В старой иронической притче намеревающийся жениться юноша приходит к мудрецу, спрашивает, стоит ли ему делать этот шаг, и получает ответ: «Поступай как угодно, все равно пожалеешь».
«Счастья нет и не должно быть, а если в жизни есть смысл и цель, то смысл этот и цель вовсе не в нашем счастье, а в чем-то более разумном и великом» («Крыжовник»). И это «если» смысла и цели у Чехова тоже оказывается под вопросом.
Оно: версия Чехова
В своих любовных историях Чехов часто обнаруживает неподвластное рассудку героев подсознательное, Оно (хотя еще не подозревает о фрейдистской психоаналитической его интерпретации), однако не прибегает при этом к форсированным эффектам, «обратному общему месту» (в чем Тургенев упрекал Достоевского).
Живущий на забытой богом маленькой станции герой «Шампанского» (1887) сначала звереет от безделья и одиночества со своей скучной женой, потом пьянеет от вина и присутствия молодой женщины-родственницы, наконец одним ударом ломает свою жизнь под звуки романса «Очи черные».
«Не помню, что было потом. Кому угодно знать, как начинается любовь, тот пусть читает романы и длинные повести, а я скажу только немного и словами все того же глупого романса: „Знать, увидел вас я в недобрый час…“ Все полетело к черту верхним концом вниз. Помнится мне страшный, бешеный вихрь, который закружил меня, как перышко. Кружил он долго и стер с лица земли и жену, и самую тетю, и мою силу. Из степного полустанка, как видите, он забросил меня на эту темную улицу».

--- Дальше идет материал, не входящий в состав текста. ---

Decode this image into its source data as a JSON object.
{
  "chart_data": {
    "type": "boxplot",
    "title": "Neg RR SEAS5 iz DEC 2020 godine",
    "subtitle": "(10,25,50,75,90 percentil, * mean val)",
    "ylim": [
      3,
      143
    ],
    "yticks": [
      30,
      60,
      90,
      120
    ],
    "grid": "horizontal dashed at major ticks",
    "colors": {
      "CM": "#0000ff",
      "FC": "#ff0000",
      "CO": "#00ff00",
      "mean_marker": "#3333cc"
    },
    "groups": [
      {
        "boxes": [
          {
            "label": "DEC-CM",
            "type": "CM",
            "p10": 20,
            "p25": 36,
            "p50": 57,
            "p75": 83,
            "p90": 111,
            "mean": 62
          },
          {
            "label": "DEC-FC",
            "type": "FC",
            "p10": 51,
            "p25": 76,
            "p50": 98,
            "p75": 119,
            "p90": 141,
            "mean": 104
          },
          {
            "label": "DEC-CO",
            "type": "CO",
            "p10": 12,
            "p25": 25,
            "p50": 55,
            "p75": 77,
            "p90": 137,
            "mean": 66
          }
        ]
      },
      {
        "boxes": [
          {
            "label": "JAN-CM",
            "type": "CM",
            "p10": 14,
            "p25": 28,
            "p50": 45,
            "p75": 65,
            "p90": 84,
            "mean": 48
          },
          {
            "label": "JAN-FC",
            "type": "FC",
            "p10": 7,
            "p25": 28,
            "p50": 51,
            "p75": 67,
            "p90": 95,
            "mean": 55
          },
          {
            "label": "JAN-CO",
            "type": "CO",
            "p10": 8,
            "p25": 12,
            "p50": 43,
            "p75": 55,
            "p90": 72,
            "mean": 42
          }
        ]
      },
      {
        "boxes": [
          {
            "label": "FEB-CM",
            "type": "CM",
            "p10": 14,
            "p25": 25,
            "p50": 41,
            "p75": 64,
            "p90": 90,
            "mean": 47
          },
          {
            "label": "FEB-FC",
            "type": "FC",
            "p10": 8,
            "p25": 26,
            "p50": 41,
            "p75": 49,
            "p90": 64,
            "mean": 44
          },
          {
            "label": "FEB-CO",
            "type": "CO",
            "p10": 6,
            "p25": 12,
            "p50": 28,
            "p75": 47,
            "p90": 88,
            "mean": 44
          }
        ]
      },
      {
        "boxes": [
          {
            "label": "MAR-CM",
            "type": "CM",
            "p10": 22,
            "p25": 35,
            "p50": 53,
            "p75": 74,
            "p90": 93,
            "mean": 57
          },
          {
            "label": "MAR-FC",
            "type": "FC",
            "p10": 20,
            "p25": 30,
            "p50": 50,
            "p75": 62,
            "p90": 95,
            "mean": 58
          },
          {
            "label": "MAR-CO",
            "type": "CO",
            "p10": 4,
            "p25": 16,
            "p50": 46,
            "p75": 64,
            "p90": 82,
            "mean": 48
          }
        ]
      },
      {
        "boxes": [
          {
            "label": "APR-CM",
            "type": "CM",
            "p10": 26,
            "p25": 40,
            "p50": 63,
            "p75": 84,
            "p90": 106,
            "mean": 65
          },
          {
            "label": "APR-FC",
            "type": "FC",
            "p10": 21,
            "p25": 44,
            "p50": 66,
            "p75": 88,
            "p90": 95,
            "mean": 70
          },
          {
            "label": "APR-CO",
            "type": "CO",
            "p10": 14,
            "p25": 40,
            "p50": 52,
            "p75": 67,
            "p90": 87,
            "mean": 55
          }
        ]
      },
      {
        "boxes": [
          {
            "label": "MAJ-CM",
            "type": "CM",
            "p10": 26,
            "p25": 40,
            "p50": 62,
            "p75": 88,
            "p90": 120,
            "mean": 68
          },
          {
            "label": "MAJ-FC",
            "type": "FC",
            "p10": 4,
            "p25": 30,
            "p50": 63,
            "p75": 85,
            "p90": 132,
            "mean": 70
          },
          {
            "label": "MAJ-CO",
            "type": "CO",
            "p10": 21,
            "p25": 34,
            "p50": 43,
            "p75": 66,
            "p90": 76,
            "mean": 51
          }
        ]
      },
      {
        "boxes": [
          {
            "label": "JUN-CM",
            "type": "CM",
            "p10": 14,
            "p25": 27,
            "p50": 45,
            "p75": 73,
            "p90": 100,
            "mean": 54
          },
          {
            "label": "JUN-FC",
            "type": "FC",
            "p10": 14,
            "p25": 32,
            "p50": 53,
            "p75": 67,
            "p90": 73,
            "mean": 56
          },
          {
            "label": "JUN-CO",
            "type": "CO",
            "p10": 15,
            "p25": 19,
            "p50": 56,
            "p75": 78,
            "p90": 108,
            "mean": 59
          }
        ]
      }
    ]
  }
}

Женская версия этого сюжета – дачный роман «Несчастье» (1886). Жена нотариуса находится в мучительных отношениях с безумно влюбленным в нее соседом – ведет разговоры об умном, мечтает, успокаивает, дает отповеди, но в конце концов, не получив поддержки даже у ленивого сонного мужа, идет на предсказанное влюбленным присяжным поверенным ночное свидание («Сейчас и там, около скамьи, я убедился, что вы, Соня, так же бессильны, как и я… Не сдобровать и вам! Вы меня любите и теперь бесплодно торгуетесь со своею совестью»).
«Она не чувствовала ни ветра, ни темноты, а шла, шла… Непреодолимая сила гнала ее, и, казалось, остановись она, ее толкнуло бы в спину.
– Безнравственная! – бормотала она машинально. – Мерзкая!
Она задыхалась, сгорала со стыда, не ощущала под собой ног, но то, что толкало ее вперед, было сильнее и стыда ее, и разума, и страха…».
Чеховское рандеву – часто симптом. Чувство героя окрашивает собой мир, становится мировоззренческой позицией, тоже крайне разнообразной. Этим чеховские любовные истории и дачные романы отличаются от внешне очень похожих историй любви в массовой литературе.
«Страх» (1892) – вроде бы рассказ об обычном адюльтере, напоминающий «Несчастье». Герой-рассказчик проводит ночь с женой своего приятеля, безумно в него влюбленной. Утром любовники сталкиваются с мужем, который не возмущается, а стесняется, оправдывается, произносит жалкие слова: «Тут я забыл вчера фуражку… – сказал он, не глядя на меня… – Мне, вероятно, на роду написано ничего не понимать. Если вы понимаете что-нибудь, то… поздравляю вас. У меня темно в глазах».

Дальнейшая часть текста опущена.